Film Review: Blue Valentine

Blue Valentine is one of the rare films that elicits a strong emotional response. Some viewers may feel emotionally drained after seeing the film, but it is refreshing for a film to provoke a genuine response in this age of desensitisation.

Dean and Cindy are married with a young daughter. Their current troubled relationship contrasts strikingly with the period in which they first got together…

The main reason Blue Valentine is so effective is that it boasts an excellent script from Derek Cianfrance, Cami Delavigne and Joey Curtis. The interactions between Dean and Cindy appear very natural. The dialogue is very credible, giving the film a very genuine feel.

Director Derek Cianfrance cross-cuts between the present and the past. This technique works exceptionally well to engage viewers. Blue Valentine begins in the present, offering a glimpse into Dean and Cindy’s lives without too much exposition. Slowly, through the flashbacks, more is revealed about their relationship. This gradual release of detail works well to retain a sense of mystery about the origins of the relationship, as well as the cause of the couple’s difficulties. Not every aspect of Dean and Cindy’s marriage is explored; however Blue Valentine does not intend to cover the whole period, just the beginning and the present day.
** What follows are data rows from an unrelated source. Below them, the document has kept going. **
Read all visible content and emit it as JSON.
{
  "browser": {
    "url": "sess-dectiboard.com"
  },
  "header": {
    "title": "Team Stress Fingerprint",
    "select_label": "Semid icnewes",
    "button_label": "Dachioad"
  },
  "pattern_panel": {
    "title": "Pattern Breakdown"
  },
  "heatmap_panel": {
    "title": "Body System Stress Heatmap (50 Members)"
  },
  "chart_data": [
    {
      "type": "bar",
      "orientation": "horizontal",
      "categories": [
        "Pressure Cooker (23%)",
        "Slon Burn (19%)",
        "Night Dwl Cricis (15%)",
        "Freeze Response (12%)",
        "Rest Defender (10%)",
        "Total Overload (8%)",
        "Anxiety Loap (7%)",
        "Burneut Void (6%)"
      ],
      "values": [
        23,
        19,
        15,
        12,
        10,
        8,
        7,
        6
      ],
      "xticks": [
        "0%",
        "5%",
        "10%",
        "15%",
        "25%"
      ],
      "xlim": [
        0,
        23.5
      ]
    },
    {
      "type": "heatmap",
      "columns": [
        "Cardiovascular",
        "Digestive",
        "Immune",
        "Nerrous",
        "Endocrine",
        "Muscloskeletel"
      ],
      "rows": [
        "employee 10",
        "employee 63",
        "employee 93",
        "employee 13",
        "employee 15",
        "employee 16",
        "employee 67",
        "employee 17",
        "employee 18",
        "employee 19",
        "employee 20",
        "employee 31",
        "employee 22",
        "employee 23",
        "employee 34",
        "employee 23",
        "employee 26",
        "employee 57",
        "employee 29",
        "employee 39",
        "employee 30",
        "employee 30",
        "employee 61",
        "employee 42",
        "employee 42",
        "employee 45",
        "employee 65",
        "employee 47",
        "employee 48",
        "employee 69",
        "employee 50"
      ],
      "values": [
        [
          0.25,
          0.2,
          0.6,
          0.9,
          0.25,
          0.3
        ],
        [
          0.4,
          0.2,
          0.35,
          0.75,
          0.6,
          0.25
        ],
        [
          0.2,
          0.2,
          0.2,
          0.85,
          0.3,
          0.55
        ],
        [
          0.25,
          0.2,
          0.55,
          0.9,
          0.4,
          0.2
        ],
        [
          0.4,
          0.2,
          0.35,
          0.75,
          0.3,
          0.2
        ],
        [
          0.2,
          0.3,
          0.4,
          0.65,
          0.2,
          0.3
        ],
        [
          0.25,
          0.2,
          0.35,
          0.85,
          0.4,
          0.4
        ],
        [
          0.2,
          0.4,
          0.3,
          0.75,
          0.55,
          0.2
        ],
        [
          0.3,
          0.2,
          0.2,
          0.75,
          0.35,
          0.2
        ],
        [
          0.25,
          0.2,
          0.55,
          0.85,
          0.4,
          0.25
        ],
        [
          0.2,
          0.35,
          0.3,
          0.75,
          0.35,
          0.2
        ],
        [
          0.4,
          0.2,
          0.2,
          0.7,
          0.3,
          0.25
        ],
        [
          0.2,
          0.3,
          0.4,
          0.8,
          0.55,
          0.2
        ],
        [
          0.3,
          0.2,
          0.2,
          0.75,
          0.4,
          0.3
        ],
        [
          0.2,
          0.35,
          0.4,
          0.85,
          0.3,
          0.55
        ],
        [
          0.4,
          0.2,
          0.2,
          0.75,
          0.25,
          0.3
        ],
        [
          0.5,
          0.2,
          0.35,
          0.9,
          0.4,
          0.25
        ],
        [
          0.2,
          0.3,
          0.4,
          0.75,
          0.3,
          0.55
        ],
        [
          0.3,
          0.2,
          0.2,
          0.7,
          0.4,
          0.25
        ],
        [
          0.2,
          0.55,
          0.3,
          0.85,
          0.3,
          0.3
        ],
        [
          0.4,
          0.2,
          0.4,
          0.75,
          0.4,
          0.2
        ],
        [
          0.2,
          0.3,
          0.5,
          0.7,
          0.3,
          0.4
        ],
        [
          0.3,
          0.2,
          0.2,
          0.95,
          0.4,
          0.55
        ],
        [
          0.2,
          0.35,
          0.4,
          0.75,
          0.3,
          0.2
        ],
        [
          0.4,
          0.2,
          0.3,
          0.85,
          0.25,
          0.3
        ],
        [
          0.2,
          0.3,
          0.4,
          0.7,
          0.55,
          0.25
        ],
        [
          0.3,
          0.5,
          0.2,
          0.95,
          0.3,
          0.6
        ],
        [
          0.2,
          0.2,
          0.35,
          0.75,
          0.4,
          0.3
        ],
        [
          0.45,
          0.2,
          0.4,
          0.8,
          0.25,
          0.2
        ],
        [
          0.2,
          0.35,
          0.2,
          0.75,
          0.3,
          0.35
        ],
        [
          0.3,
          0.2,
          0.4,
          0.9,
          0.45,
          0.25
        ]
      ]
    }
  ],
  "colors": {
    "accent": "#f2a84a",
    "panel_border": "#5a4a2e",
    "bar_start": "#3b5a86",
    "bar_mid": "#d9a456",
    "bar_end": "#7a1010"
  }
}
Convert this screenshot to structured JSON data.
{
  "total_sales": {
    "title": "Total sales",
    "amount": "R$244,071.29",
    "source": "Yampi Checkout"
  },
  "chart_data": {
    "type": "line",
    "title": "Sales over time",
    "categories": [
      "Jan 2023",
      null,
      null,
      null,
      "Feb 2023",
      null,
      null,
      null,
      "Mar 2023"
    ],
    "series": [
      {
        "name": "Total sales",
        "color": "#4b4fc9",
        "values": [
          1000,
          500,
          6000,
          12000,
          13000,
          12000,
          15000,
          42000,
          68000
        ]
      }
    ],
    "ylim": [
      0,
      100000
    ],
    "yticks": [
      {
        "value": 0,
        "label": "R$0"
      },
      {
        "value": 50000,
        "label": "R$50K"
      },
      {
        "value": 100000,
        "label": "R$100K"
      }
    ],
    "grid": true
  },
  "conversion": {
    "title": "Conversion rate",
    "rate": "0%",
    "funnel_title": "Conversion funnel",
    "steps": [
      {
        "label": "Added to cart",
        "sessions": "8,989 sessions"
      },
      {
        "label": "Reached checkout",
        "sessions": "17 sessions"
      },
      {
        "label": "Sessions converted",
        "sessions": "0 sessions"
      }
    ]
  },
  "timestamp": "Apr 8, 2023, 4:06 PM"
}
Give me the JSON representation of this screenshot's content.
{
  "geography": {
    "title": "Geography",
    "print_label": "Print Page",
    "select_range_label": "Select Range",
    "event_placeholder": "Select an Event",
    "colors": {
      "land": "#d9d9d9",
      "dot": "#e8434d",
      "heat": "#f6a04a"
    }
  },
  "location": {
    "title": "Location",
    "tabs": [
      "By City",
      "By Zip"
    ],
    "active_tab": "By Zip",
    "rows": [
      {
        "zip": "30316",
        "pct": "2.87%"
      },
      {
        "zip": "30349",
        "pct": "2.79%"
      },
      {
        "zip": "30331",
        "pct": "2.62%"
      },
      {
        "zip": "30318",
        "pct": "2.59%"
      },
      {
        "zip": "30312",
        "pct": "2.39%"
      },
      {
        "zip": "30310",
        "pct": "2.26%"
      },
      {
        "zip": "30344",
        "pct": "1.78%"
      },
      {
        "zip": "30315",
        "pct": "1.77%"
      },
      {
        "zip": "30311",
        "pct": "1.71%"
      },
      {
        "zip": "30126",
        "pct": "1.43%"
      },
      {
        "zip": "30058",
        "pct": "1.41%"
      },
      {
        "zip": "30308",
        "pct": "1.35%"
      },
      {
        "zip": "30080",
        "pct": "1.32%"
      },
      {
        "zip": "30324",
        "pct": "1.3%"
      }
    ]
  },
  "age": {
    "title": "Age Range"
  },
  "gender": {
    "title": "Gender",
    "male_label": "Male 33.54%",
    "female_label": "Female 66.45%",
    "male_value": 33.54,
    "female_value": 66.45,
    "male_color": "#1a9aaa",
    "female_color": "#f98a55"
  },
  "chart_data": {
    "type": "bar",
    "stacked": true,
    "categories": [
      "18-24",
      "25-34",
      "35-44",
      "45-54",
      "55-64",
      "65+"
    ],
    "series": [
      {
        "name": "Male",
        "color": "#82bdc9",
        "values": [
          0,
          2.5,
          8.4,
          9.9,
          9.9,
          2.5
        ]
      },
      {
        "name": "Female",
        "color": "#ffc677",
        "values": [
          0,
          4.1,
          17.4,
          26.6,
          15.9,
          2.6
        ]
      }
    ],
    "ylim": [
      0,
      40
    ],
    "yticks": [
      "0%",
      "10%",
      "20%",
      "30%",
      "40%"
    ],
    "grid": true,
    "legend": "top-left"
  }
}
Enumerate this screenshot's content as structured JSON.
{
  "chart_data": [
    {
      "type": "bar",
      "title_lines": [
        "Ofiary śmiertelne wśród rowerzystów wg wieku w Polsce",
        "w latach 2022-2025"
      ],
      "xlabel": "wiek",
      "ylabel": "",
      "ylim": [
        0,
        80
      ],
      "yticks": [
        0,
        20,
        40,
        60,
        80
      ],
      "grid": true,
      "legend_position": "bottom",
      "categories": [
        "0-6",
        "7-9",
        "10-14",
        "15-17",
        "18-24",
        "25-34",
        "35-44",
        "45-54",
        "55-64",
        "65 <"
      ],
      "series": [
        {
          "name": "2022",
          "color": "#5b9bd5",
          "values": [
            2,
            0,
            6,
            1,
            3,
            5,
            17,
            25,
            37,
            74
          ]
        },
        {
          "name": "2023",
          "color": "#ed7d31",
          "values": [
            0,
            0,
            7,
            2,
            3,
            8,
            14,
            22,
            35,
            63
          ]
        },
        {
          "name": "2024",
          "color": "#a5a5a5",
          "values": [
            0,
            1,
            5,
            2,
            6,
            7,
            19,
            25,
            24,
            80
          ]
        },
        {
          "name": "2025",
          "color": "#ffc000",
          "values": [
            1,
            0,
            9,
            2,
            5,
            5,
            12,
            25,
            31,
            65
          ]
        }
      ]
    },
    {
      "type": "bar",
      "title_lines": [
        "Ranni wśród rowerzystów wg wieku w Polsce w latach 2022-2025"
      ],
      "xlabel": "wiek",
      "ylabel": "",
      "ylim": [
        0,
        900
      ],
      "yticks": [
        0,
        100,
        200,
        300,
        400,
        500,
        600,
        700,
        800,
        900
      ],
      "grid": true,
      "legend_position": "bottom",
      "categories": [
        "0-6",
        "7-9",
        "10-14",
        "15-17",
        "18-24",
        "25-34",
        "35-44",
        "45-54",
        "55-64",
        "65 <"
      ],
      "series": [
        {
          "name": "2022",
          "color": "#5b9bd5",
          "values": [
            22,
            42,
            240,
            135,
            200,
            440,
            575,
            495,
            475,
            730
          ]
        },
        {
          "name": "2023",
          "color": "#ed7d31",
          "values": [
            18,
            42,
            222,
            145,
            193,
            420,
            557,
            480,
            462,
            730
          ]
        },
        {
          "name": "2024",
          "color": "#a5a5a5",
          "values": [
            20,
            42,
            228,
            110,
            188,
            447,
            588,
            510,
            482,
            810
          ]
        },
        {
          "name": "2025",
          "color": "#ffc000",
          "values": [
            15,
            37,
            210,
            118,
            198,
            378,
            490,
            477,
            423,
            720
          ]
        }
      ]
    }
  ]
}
Dean and Cindy are complicated and multi-faceted protagonists. This makes them highly believable characters. Although one may be empathised with more than the other, they are both distinctly human in their mannerisms and actions.

The camera work gives the film a subdued atmosphere. There are plenty of hand-held shots and close-ups, which give the impression of intimacy with the characters. The natural colours and lighting contrasts well with the artificiality of the hotel room scenes. Tellingly, it suggests something about the changing nature of Dean and Cindy’s relationship.

Ryan Gosling is fantastic as Dean. He brings a natural charisma to the role, but is equally convincing when depicting the darker side of the character’s personality. Michelle Williams is also excellent as Cindy. There is such a change in her persona from the earlier scenes to the contemporary one, but Williams effectively conveys this. A number of years pass from between the periods, but in each both actors are entirely believable. Much of the film success can be attributed to Gosling and Williams’ fine performances.

Although many films are concerned with marriages and relationships, few achieve the painful realism of Blue Valentine. A truly memorable film.